NDR Sachbuchpreis 2021: Das waren die Bücher auf der Longlist
Mit dem NDR Sachbuchpreis wird das beste in deutscher Sprache verfasste Sachbuch, das sich zukunftsrelevanten Fragen widmet, ausgezeichnet. Zehn Bücher standen auf der Longlist für den NDR Sachbuchpreis 2021.
Die Bücher auf der Longlist behandeln vielseitige Themen von Biodiversität, Klimawandel und Nachhaltigkeit über Fragen der Gleichstellung, Rassismus und Antisemitismus bis hin zu Verschwörungsmythen und Fake News. Ausgezeichnet wird eine herausragende Autorinnen- oder Autoren-Leistung, die aus gesellschaftlicher, kultureller oder wissenschaftlicher Perspektive Themen für ein großes Publikum erschließt und für breitere Debatten öffnet. Die Historikerin Annette Kehnel bekam den NDR Sachbuchpreis für ihr Buch "Wir konnten auch anders - Eine kurze Geschichte der Nachhaltigkeit" am 7. November in Göttingen.

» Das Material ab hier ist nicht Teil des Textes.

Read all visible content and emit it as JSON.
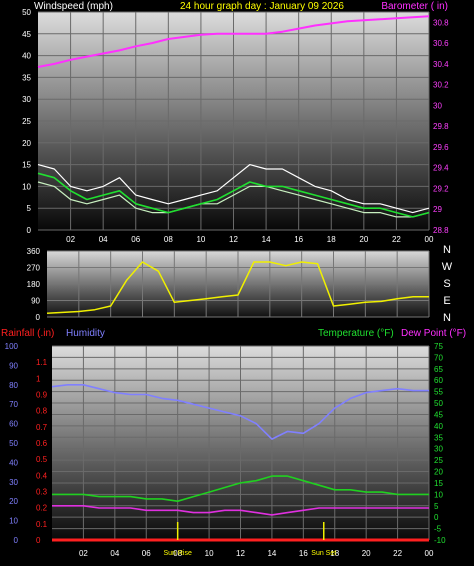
{
  "header": {
    "left": "Windspeed (mph)",
    "center": "24 hour graph day : January 09 2026",
    "right": "Barometer ( in)"
  },
  "colors": {
    "wind_gust": "#ffffff",
    "wind_avg": "#c8f0c0",
    "wind_trend": "#20e030",
    "barometer": "#ff30ff",
    "wind_dir": "#f0f000",
    "humidity": "#8080ff",
    "temperature": "#20d020",
    "dew_point": "#e030e0",
    "rainfall": "#ff2020",
    "sun_markers": "#f0f000"
  },
  "chart_data": [
    {
      "type": "line",
      "name": "wind-barometer",
      "xlabel_ticks": [
        "02",
        "04",
        "06",
        "08",
        "10",
        "12",
        "14",
        "16",
        "18",
        "20",
        "22",
        "00"
      ],
      "left_axis": {
        "label": "Windspeed (mph)",
        "ylim": [
          0,
          50
        ],
        "ticks": [
          "0",
          "5",
          "10",
          "15",
          "20",
          "25",
          "30",
          "35",
          "40",
          "45",
          "50"
        ]
      },
      "right_axis": {
        "label": "Barometer ( in)",
        "ylim": [
          28.8,
          30.9
        ],
        "ticks": [
          "28.8",
          "29",
          "29.2",
          "29.4",
          "29.6",
          "29.8",
          "30",
          "30.2",
          "30.4",
          "30.6",
          "30.8"
        ]
      },
      "x_hours": [
        0,
        1,
        2,
        3,
        4,
        5,
        6,
        7,
        8,
        9,
        10,
        11,
        12,
        13,
        14,
        15,
        16,
        17,
        18,
        19,
        20,
        21,
        22,
        23,
        24
      ],
      "barometer": [
        30.37,
        30.4,
        30.44,
        30.47,
        30.5,
        30.53,
        30.57,
        30.6,
        30.64,
        30.66,
        30.68,
        30.69,
        30.69,
        30.69,
        30.69,
        30.71,
        30.74,
        30.77,
        30.79,
        30.81,
        30.82,
        30.83,
        30.84,
        30.85,
        30.86
      ],
      "wind_gust": [
        15,
        14,
        10,
        9,
        10,
        12,
        8,
        7,
        6,
        7,
        8,
        9,
        12,
        15,
        14,
        14,
        12,
        10,
        9,
        7,
        6,
        6,
        5,
        4,
        5
      ],
      "wind_avg": [
        11,
        10,
        7,
        6,
        7,
        8,
        5,
        4,
        4,
        5,
        6,
        6,
        8,
        10,
        10,
        9,
        8,
        7,
        6,
        5,
        4,
        4,
        3,
        3,
        4
      ],
      "wind_trend": [
        13,
        12,
        9,
        7,
        8,
        9,
        6,
        5,
        4,
        5,
        6,
        7,
        9,
        11,
        10,
        10,
        9,
        8,
        7,
        6,
        5,
        5,
        4,
        3,
        4
      ],
      "grid": true
    },
    {
      "type": "line",
      "name": "wind-direction",
      "yticks": [
        "360",
        "270",
        "180",
        "90",
        "0"
      ],
      "ylim": [
        0,
        360
      ],
      "compass": [
        "N",
        "W",
        "S",
        "E",
        "N"
      ],
      "x_hours": [
        0,
        1,
        2,
        3,
        4,
        5,
        6,
        7,
        8,
        9,
        10,
        11,
        12,
        13,
        14,
        15,
        16,
        17,
        18,
        19,
        20,
        21,
        22,
        23,
        24
      ],
      "wind_dir": [
        20,
        25,
        30,
        40,
        60,
        200,
        300,
        250,
        80,
        90,
        100,
        110,
        120,
        300,
        300,
        280,
        300,
        290,
        60,
        70,
        80,
        85,
        100,
        110,
        110
      ],
      "grid": true
    },
    {
      "type": "line",
      "name": "temperature-humidity",
      "header": {
        "rainfall": "Rainfall (.in)",
        "humidity": "Humidity",
        "temperature": "Temperature (°F)",
        "dew_point": "Dew Point (°F)"
      },
      "axis_humidity": {
        "ylim": [
          0,
          100
        ],
        "ticks": [
          "0",
          "10",
          "20",
          "30",
          "40",
          "50",
          "60",
          "70",
          "80",
          "90",
          "100"
        ]
      },
      "axis_rainfall": {
        "ylim": [
          0,
          1.2
        ],
        "ticks": [
          "0",
          "0.1",
          "0.2",
          "0.3",
          "0.4",
          "0.5",
          "0.6",
          "0.7",
          "0.8",
          "0.9",
          "1",
          "1.1"
        ]
      },
      "axis_temperature": {
        "ylim": [
          -10,
          75
        ],
        "ticks": [
          "-10",
          "-5",
          "0",
          "5",
          "10",
          "15",
          "20",
          "25",
          "30",
          "35",
          "40",
          "45",
          "50",
          "55",
          "60",
          "65",
          "70",
          "75"
        ]
      },
      "xlabel_ticks": [
        "02",
        "04",
        "06",
        "08",
        "10",
        "12",
        "14",
        "16",
        "18",
        "20",
        "22",
        "00"
      ],
      "annotations": [
        "Sun Rise",
        "Sun Set"
      ],
      "sun_hours": [
        8.0,
        17.3
      ],
      "x_hours": [
        0,
        1,
        2,
        3,
        4,
        5,
        6,
        7,
        8,
        9,
        10,
        11,
        12,
        13,
        14,
        15,
        16,
        17,
        18,
        19,
        20,
        21,
        22,
        23,
        24
      ],
      "humidity": [
        79,
        80,
        80,
        78,
        76,
        75,
        75,
        73,
        72,
        70,
        68,
        66,
        64,
        60,
        52,
        56,
        55,
        60,
        68,
        73,
        76,
        77,
        78,
        77,
        77
      ],
      "temperature": [
        10,
        10,
        10,
        9,
        9,
        9,
        8,
        8,
        7,
        9,
        11,
        13,
        15,
        16,
        18,
        18,
        16,
        14,
        12,
        12,
        11,
        11,
        10,
        10,
        10
      ],
      "dew_point": [
        5,
        5,
        5,
        4,
        4,
        4,
        3,
        3,
        3,
        2,
        2,
        3,
        3,
        2,
        1,
        2,
        3,
        4,
        4,
        4,
        4,
        4,
        4,
        4,
        4
      ],
      "rainfall": [
        0,
        0,
        0,
        0,
        0,
        0,
        0,
        0,
        0,
        0,
        0,
        0,
        0,
        0,
        0,
        0,
        0,
        0,
        0,
        0,
        0,
        0,
        0,
        0,
        0
      ],
      "grid": true
    }
  ]
}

"Alle drei Tage" von Laura Backes und Margherita Bettoni
Jeden Tag versucht in Deutschland ein Mann, eine Frau umzubringen. Alle drei Tage wird eine Frau von ihrem Partner oder Ex-Partner getötet. Die Tötung von Frauen aufgrund ihres Geschlechts ist auch bei uns ein ernsthaftes gesamt-gesellschaftliches Problem. Als Familientragödien, Beziehungstaten oder Eifersuchtsdramen verharmlost, bleiben viele Frauenmorde verborgen und verdecken die patriarchalen Macht- und Gewaltmuster, die sich tief durch die Gesellschaft ziehen. "Alle drei Tage" ist ein im positiven Sinne erschreckendes, aufwühlendes, berührendes und bereicherndes Buch über Femizide, also Morde an Frauen aufgrund ihres Geschlechts oder wegen bestimmter Vorstellungen von Weiblichkeit.
"Einspruch" von Ingrid Brodnig
Was tun, wenn Freunde, Verwandte oder Bekannte mit Aussagen kommen, die ins Reich der Verschwörungsmythen und Fake News gehören? Wie mit bizarren oder gar gefährlichen Theorien in den sozialen Medien umgehen? Das Gefühl der Überforderung wächst: Wieso glauben die mir nicht einmal dann, wenn ich offenbar unsinnige Behauptungen mit Fakten kontern kann? "Einspruch" ist ein sehr alltagsnahes Buch, das jeder lesen, vielleicht sogar zum Nachschlagen bei sich tragen sollte. Es bietet Strategien für eine kluge Diskussionsführung und Tipps für Formulierungen, die auch in emotionalisierten Diskussionen wirken.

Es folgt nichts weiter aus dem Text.